Bir serbest piyasa ekonomisinin güçlülüğünü ve zaafiyetlerini en iyi bu sektörden izleyebilirsiniz. Üretimin kalitesi ve çeşitliliği arttıkça sektör de büyüyecektir. Türkiye, giderek daha fazla küreselleşme süreci içinde özgün bir rol almaya doğru gidiyor. Ülkemizin açılımları çok fazla. Bunların arasında Avrasya olgusunu da saymak gerekir. Türkiye'nin tecrübe ve birikmlerini aktarabileceği bir kuşak var etrafında. Reklamcılık da, birikimlerimizi dışarıya yönelik olarak kullanabileceğimiz bir alan.
Reklam sektörü Türkiye ekonomisne nasıl bir ekonomik girdi sağlıyor?
Ekonomik yaşamın canalıcı bir noktasındadır reklam sektörü... Sağladığı girdiye sadace medyaya aktarılan kaynaklarda oynadığı rol zemini üzerinden bakılmaz. Aynı zamanda bir taraftan üretimin diğer taraftan tüketimin rasyonelleşmesi ve artması da doğrudan bir rol sahibi olduğu için gerçek katkısı hesaplamak imkanı olduğunu düşünmüyorum. Reklamın olmadığı bir dünyada kim neyi, niçin ve nasıl satın alacak? Reklamcılığın böyle bir köprü rolü var. Üretimle büyüklükler bundan çok menfi bir şekilde etkilenebilir.
Bu sektörde kalıcı olabilmek için ne yapmak gerekir?
Hep yeni olabilmek ve yeniliği içinizde barındırmak gerekir. Sosyal değişimin ta içinde olduğunuzu bilerek, toplumun özlemlerini ve sıkıntılarını devamlı izleyebilmeniz gerekir. Reklamverenenin hedeflerini kabullandığınız kadar bu hedeflerin oluşturulmasına da katkıda bulunabileceğinizin farkında olmalısınız. Ancak, müşterinin tatmini esastır. Bir diğer şart da, teknolojik gelişmeleri devreye sokabilmekteki başarınızdır. Reklam ajanslarının da bir imajı vardır. Bu imajı büyütmek ve kalıcı tutmak zorundasınız.
Piyasada Cenajans-Grey'in çalıştığı alanda faaliyet gösteren birçok şirket var. CenajansGrey'i onların önüne geçiren artı değer nedir?

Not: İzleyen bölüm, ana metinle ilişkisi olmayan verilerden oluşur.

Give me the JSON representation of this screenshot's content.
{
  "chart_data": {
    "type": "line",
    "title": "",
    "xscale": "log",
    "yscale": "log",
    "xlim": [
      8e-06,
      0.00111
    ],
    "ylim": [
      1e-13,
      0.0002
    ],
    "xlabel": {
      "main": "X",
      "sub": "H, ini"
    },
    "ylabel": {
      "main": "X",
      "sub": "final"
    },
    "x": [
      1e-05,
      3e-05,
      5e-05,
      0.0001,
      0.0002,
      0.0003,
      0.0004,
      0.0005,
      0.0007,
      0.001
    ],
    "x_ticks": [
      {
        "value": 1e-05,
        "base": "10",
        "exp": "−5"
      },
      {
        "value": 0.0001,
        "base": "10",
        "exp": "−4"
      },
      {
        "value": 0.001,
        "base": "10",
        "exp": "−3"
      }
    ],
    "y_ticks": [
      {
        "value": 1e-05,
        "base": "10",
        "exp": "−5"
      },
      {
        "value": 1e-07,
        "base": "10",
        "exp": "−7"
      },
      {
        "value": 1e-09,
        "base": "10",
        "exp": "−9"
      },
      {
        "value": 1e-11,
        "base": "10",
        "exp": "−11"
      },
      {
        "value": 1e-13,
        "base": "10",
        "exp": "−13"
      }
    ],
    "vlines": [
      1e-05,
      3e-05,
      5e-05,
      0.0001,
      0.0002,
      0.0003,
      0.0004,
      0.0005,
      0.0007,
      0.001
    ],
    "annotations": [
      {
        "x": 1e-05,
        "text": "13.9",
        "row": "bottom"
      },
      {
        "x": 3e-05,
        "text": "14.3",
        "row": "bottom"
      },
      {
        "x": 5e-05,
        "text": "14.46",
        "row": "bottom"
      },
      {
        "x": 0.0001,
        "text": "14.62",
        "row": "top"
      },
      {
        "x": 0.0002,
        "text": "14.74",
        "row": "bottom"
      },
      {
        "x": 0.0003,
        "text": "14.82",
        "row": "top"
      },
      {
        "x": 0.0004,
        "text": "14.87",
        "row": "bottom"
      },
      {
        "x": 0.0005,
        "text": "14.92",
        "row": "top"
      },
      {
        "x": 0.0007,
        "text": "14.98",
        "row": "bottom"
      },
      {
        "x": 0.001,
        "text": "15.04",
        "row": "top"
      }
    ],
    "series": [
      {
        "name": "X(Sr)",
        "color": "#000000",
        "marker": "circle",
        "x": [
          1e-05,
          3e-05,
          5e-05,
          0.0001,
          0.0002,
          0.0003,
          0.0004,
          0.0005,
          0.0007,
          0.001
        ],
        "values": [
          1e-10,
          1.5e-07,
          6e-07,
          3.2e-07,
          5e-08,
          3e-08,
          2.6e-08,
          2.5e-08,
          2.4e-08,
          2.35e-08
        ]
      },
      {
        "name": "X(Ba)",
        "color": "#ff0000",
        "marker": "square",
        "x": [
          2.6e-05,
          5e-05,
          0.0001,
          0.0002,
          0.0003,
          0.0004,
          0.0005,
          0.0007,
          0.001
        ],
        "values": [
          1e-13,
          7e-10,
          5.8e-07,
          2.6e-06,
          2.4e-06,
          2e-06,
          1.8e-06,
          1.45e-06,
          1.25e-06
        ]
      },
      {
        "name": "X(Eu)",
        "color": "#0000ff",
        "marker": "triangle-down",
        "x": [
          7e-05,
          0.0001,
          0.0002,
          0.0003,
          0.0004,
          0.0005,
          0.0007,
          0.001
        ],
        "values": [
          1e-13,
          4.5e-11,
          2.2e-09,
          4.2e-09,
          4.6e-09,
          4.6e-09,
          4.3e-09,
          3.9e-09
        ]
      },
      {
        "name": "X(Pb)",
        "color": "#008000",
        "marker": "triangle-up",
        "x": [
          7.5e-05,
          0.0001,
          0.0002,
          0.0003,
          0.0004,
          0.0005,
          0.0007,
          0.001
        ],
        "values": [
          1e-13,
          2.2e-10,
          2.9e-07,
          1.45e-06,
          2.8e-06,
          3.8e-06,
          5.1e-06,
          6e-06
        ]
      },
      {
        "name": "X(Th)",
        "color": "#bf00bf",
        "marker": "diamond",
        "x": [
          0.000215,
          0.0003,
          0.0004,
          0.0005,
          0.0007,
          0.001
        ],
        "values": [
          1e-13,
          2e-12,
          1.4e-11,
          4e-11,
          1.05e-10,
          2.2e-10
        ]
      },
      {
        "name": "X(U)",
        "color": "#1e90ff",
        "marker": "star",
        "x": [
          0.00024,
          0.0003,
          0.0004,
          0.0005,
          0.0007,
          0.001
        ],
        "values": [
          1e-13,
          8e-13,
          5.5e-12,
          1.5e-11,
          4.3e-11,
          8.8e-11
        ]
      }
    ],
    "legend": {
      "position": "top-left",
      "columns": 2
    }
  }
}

CenajansGrey için Türkiye'deki tek gerçek tam hizmet ajansıyız diyebilirim. Yenilenmenin önünde olmak; olağanüstü tecrübe birikimi; verdiği sözün arkasında durabilecek manevi ve maddi donanım. Eksiksiz servis sunabilmemiz. Son derece süratli ve yüksek tempoda çalışan bir ajansız. Ancak, bu yüksek tempomuz ürünlerimizin kalitesini etkilemiyor. Çünkü kalite ve standartlarızdan taviz vermiyoruz. En kaliteli elemanları bünyemizde topluyoruz. Ortaklarımız vasıtasıyla çok güçlü bir yerel ve uluslararası network ağına sahibiz. Bence, başlıca faktörler bunlardır. Biz en iyisi olmak zorunda olduğumuzu biliyor ve buna göre hareket ediyoruz.
Türkiye'nin reklam sektöründe kalifiye eleman açığı bulunduğunu düşünüyor musunuz?
Bu ihtiyaç vardır. Zira, sektör yeni gelişmekte ortaya yeni oyuncular çıkmaktadır. Kalifiye eleman ihtiyacı, aslında gelişmenin bir göstergesi olarak görülmeli. Biz, Akademi İstanbul'u kurarak bu yolda önemli bir adım attık. Başka gayretlerimiz de var.